Fiction |

“Incandescent Obsolescence”

Incandescent Obsolescence

 

Yes, the ozone is gone and the FauxZone Shield cracked beyond repair, so most of us go out, if we go out at all, only in darkness. And, sure, to see an animal other than a digipet or the occasional, very expensive, boutique domestic, you must venture to either Sub-Saharan Antarctica or the floating enclosures of a CryoZoo.

But our life expectancies hover around 203. More than enough time for an average of four twenty-year marriages with a full gender array of spouses — organic and AI — with the final decades of our lives whiled away on the well-appointed Archipelago of the Old, wrinkle-free and comfortably numb: sedatives administered to blunt the pain of a body and brain finally giving in to their inevitable deterioration; metatives given to keep us focused on anything other than the actual.

Most people can’t remember anything different. Most are happy to take their pleasures — real and more often virtual — where they find them.

“Isn’t real pleasure, though” the soapbox philosophers insist, “in knowing pleasure can’t last?”

But before we can even conjure the words to name them, our devices sense and fulfill even our most latent desires, silencing such questions before they have time to form and fester.

And here you are. 180 years young. Just this afternoon, you waved farewell to your third and so far most beloved spouse as they drifted west on the Ice Floe Ferry, enroute to Elder Isle #5,000. Bereft of the way they’d softly kiss that little cave just behind your ear, of how they felt in your arms, you feel the odd pinch of loneliness. So you zoom into room of your great-great-grandkid. They’re swaddled in their sleepsac, eyes slow-blinking against sleep. You port your form into the sac, and they nestle their head against your virtual chest while you tell their favorite story, the same one about the 21st century your great-great-grandparent told you:

Past the last dry span of the Golden Gate Bridge and its barking ovation of sea lions, over Under-the-Bay Area, and inland beyond hills seared amber by summer then scorched black by wildfires, through the velvet-roped doors of what was once Fire Station #6, hangs the world’s most famous appliance: the Centennial Light, which burned continuously for well over a hundred years.

You’ve seen it, even if you didn’t know what you were seeing: on a length of dusty black cord, a handblown bulb lit by a carbon filament whose curves and coils look like nothing so much as a cartoon hand reaching your way (whether in offering or in need, the sageblogs debate it to this day). It’s on posters hawked in the night markets of Bangkok (the day markets cancelled due to unendurable heat), tagged up and down the northern and southern Great Walls of America. Or take a gondola up Broadway and see how it’s replaced the face of Che Guevara on t-shirts sold the length of Times Square.

In case you missed it in your PanEurAsian Studies or Friendless U.S. History course, this is the symbol of NoB-IO. Or, if you’ve been living under a rock (and why not, it’s likely much cooler under there), No Built-In Obsolescence. This is the calling card of the ecorevolution — the only reason that in the 25th Century C.E. (Climate Era) we’re still here to tell this story — to tell any story at all.

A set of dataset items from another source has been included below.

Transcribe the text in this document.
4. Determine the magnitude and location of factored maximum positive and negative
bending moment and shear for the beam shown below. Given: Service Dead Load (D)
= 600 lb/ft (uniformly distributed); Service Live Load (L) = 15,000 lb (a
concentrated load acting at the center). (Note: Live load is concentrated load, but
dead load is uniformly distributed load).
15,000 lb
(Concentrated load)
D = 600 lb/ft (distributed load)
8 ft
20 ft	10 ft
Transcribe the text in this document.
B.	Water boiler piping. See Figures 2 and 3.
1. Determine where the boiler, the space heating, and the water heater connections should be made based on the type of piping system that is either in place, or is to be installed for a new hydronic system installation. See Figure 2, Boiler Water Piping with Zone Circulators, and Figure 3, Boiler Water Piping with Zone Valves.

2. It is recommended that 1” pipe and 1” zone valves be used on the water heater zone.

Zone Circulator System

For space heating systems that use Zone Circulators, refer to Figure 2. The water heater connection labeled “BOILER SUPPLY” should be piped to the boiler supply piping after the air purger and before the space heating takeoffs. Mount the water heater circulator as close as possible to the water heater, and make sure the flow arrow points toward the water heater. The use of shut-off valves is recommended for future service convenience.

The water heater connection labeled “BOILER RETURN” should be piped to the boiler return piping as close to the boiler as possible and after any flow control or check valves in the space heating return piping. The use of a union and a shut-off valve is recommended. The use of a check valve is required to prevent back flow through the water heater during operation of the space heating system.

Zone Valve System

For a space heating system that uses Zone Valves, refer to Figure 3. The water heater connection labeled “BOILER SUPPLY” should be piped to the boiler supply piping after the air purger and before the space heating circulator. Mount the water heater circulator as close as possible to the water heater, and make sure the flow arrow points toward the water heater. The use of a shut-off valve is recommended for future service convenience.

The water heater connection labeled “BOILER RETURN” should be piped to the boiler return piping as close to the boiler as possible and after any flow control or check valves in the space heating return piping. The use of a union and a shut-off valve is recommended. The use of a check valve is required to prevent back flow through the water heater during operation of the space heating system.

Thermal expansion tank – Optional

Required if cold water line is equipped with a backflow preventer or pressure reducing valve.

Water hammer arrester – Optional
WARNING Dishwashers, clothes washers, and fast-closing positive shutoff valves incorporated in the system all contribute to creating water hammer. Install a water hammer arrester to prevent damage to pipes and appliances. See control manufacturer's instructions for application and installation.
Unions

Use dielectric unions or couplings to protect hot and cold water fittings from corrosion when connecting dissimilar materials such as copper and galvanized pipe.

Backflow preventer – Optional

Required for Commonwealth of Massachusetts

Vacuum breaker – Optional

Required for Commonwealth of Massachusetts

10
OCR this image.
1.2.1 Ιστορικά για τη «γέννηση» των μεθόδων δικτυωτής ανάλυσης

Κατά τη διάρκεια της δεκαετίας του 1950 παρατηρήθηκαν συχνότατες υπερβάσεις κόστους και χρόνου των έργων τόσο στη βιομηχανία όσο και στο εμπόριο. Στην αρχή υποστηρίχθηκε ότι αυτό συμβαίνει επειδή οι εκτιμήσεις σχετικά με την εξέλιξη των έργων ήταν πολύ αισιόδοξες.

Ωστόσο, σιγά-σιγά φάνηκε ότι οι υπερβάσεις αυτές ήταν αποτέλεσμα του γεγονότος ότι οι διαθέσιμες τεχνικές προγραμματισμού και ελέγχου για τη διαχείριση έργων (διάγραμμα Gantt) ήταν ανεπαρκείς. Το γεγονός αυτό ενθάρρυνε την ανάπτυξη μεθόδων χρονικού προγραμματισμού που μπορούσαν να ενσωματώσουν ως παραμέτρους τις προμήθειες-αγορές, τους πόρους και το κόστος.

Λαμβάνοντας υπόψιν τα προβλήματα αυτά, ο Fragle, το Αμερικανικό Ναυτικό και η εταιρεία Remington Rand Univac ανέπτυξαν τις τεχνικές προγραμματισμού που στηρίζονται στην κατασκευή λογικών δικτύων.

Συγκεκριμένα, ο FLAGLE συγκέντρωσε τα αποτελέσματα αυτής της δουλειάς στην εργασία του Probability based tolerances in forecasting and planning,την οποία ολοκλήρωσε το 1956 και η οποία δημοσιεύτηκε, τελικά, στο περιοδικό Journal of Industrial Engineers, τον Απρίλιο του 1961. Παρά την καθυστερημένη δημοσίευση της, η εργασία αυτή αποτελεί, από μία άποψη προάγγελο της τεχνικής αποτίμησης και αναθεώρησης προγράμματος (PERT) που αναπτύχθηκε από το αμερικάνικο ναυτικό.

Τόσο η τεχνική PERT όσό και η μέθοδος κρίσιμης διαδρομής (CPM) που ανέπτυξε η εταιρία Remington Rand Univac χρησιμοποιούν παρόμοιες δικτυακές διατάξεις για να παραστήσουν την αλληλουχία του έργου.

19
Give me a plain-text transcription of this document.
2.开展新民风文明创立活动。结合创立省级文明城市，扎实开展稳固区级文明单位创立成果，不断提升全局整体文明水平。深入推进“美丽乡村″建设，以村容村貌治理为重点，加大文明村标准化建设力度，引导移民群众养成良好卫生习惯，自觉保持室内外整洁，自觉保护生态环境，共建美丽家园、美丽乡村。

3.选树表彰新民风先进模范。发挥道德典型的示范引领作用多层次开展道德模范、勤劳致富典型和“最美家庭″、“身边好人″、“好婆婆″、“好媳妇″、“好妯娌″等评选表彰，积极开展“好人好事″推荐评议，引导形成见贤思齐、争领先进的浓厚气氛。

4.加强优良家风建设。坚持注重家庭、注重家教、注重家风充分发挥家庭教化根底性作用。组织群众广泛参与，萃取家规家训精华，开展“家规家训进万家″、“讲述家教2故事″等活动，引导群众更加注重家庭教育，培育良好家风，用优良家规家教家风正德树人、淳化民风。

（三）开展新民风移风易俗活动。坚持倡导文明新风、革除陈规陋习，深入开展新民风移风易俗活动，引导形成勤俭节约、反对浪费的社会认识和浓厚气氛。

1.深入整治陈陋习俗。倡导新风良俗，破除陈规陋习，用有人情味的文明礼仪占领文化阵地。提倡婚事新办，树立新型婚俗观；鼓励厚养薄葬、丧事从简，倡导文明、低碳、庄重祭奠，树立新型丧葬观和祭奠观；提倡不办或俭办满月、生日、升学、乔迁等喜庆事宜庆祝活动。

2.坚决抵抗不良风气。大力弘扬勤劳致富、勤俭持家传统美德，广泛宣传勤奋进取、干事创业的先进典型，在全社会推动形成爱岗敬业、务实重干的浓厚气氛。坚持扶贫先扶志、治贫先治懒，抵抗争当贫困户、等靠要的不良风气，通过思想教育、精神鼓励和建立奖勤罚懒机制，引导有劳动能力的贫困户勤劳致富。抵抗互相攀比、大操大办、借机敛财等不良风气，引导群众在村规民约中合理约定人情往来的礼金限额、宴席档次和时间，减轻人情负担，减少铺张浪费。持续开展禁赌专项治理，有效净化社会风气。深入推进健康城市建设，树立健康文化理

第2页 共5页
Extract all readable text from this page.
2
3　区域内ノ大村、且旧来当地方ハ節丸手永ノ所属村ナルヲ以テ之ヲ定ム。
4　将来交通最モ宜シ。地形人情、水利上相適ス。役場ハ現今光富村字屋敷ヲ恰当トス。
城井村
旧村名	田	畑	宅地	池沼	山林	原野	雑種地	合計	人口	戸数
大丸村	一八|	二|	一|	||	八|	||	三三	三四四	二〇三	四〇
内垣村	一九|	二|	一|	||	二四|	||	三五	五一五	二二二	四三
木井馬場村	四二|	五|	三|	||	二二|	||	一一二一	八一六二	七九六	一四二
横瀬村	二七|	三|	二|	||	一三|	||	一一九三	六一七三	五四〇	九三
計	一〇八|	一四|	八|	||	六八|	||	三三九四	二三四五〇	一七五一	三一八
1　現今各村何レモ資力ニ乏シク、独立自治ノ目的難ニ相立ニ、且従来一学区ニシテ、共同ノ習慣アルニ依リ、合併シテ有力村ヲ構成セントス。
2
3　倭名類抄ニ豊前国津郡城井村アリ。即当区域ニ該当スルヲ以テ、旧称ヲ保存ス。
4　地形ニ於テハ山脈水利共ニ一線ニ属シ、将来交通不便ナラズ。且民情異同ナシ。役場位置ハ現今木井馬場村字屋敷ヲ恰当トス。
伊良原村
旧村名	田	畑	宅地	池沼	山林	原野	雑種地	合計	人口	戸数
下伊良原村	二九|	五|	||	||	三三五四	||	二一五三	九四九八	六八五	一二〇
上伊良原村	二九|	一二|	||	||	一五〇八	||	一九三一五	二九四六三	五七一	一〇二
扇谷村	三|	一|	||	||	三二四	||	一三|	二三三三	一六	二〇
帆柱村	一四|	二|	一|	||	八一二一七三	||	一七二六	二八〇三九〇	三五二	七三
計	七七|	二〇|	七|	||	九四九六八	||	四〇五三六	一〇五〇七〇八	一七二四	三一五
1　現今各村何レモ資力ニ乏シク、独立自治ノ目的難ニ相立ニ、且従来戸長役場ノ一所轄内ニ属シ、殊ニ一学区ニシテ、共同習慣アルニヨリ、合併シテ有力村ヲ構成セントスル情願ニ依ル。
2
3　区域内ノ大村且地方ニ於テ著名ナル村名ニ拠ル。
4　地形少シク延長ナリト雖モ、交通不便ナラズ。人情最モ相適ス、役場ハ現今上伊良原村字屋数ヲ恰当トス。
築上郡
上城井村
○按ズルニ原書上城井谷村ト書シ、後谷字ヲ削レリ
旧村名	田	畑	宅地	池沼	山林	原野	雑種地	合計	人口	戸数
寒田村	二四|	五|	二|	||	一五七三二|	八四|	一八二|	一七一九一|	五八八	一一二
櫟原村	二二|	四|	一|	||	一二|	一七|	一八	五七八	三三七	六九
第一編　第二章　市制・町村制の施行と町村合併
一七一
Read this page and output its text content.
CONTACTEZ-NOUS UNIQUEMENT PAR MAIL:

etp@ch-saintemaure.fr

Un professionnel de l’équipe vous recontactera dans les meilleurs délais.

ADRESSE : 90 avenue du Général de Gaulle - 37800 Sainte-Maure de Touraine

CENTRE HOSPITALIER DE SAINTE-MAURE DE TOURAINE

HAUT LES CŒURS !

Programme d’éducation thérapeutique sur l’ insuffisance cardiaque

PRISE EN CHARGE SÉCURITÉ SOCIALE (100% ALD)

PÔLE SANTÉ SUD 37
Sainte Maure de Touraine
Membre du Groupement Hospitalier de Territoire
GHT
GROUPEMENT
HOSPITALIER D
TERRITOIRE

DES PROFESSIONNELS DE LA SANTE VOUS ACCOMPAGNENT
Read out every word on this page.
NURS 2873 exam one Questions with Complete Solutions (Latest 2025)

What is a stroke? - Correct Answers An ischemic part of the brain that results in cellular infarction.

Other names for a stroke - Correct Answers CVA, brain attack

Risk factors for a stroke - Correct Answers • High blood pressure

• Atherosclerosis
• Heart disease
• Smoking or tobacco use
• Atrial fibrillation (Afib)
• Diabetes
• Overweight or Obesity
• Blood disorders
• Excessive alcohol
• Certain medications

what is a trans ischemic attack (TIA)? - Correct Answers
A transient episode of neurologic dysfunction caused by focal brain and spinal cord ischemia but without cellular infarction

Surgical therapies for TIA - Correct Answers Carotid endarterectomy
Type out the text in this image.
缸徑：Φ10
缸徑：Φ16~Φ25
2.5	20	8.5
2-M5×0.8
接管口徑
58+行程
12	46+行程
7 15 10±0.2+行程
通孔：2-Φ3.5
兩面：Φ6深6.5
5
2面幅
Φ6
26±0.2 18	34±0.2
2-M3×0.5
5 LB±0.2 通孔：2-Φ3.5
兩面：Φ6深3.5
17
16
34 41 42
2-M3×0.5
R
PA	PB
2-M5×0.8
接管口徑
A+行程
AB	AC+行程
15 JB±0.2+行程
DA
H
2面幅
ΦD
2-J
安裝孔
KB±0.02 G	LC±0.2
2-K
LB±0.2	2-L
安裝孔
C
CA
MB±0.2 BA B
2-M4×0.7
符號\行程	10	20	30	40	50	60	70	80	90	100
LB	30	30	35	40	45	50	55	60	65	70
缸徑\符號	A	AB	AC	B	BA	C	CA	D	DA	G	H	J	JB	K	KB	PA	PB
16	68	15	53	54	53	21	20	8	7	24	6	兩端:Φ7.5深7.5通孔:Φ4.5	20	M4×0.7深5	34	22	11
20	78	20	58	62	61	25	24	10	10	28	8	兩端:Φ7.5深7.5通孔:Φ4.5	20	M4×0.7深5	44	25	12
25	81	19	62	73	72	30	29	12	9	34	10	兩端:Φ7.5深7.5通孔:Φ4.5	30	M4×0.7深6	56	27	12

Way back in the 1920s, thick carbon filaments meant consumers could buy a single set of lightbulbs for life. In response, bulb-selling robber barons formed the Phoebus Cartel, which fined any factories that made bulbs that burned for more than 1,000 hours. History’s scribes left unwritten if they knew or cared that Phoebus Apollo was the Greek god of the sun, that star of our stars, which has delivered its radiant goods — whether we want them or not — free to all for as long as we can remember.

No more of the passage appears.